Following the debate over today’s Public Accounts Committee report is difficult when everything is so blurred by simplification: it’s like Chinese whispers. But here are some thoughts based on what I think we know.

1. Starbucks

The coffee giant “has been in discussions with HMRC for some time and is also in talks with the Treasury” with a view to “looking at its tax approach”. (Why on earth are they talking to the Treasury?) What with the outspoken comments from the bosses of Sainsbury’s and John Lewis recently, you’d be forgiven for thinking that public pressure is genuinely reaching the level at which it might have an impact on companies’ tax affairs.

Well, maybe.  As Ben Saunders points out, Starbucks in the UK will need to make a profit sometime soon if it’s going to utilise the tax credits from all those losses it’s been accumulating. So a revised tax position might not translate into more cash in the Treasury coffers for a little while at least, and may even reduce its overall tax bill. I imagine it would also be possible for Starbucks to shuffle its tax base around so that it incurs more tax in the UK without a major change to its overall liability.

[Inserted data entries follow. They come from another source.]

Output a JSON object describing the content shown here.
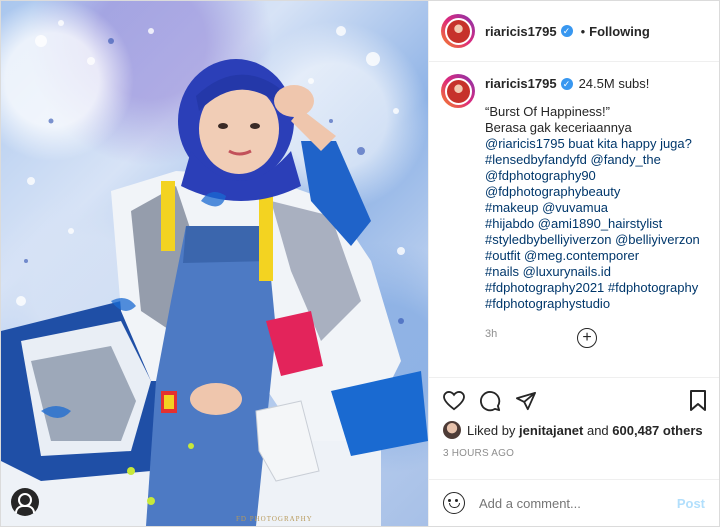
{
  "header": {
    "username": "riaricis1795",
    "separator": "•",
    "follow_status": "Following"
  },
  "caption": {
    "username": "riaricis1795",
    "subs": "24.5M subs!",
    "lines": [
      "“Burst Of Happiness!”",
      "Berasa gak keceriaannya",
      "@riaricis1795 buat kita happy juga?",
      "#lensedbyfandyfd @fandy_the",
      "@fdphotography90",
      "@fdphotographybeauty",
      "#makeup @vuvamua",
      "#hijabdo @ami1890_hairstylist",
      "#styledbybelliyiverzon @belliyiverzon",
      "#outfit @meg.contemporer",
      "#nails @luxurynails.id",
      "#fdphotography2021 #fdphotography",
      "#fdphotographystudio"
    ],
    "time": "3h"
  },
  "likes": {
    "prefix": "Liked by",
    "user": "jenitajanet",
    "middle": "and",
    "others": "600,487 others"
  },
  "posted_ago": "3 HOURS AGO",
  "comment_box": {
    "placeholder": "Add a comment...",
    "post_label": "Post"
  },
  "photo": {
    "watermark": "FD PHOTOGRAPHY"
  },
  "icons": {
    "like": "heart-icon",
    "comment": "comment-icon",
    "share": "paper-plane-icon",
    "save": "bookmark-icon",
    "load_more": "plus-circle-icon",
    "emoji": "emoji-icon",
    "verified": "verified-badge-icon",
    "photo_tags": "user-tag-icon"
  },
  "colors": {
    "link": "#00376b",
    "verified": "#3897f0",
    "post_button": "#b2dffc"
  }
}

That said, on £300m sales, Starbucks’ eventual tax liability in the UK might conceivably work out at £10m, which is probably equivalent to the cost of the brand damage it has sustained over this affair. So in this case there may be a business case for an increased tax cost, which would not be the case for every business.

2. International action

Danny Alexander has just said on BBC Radio 4 that the international tax system needs to catch up to the internet age, something the UK will pursue through its presidency of the G8. Based on its position at October’s UN tax committee, however, his own department is still wedded to the notion that jurisdiction to tax rests on having a physical presence in a country. The countries keen to change this norm, making it easier to tax internet companies selling to their residents, were all non-G8 members. So are we going to end up with two divergent approaches?


I never quite understand the figures for investment in HMRC, because there seems to be a further £X million to “crack down on tax cheats” every year, at the same time as HMRC overall has to make cutbacks. But apparently an investment of £77 million will raise £2 billion: if it works, that’s an impressive revenue productivity ratio of almost 1:30.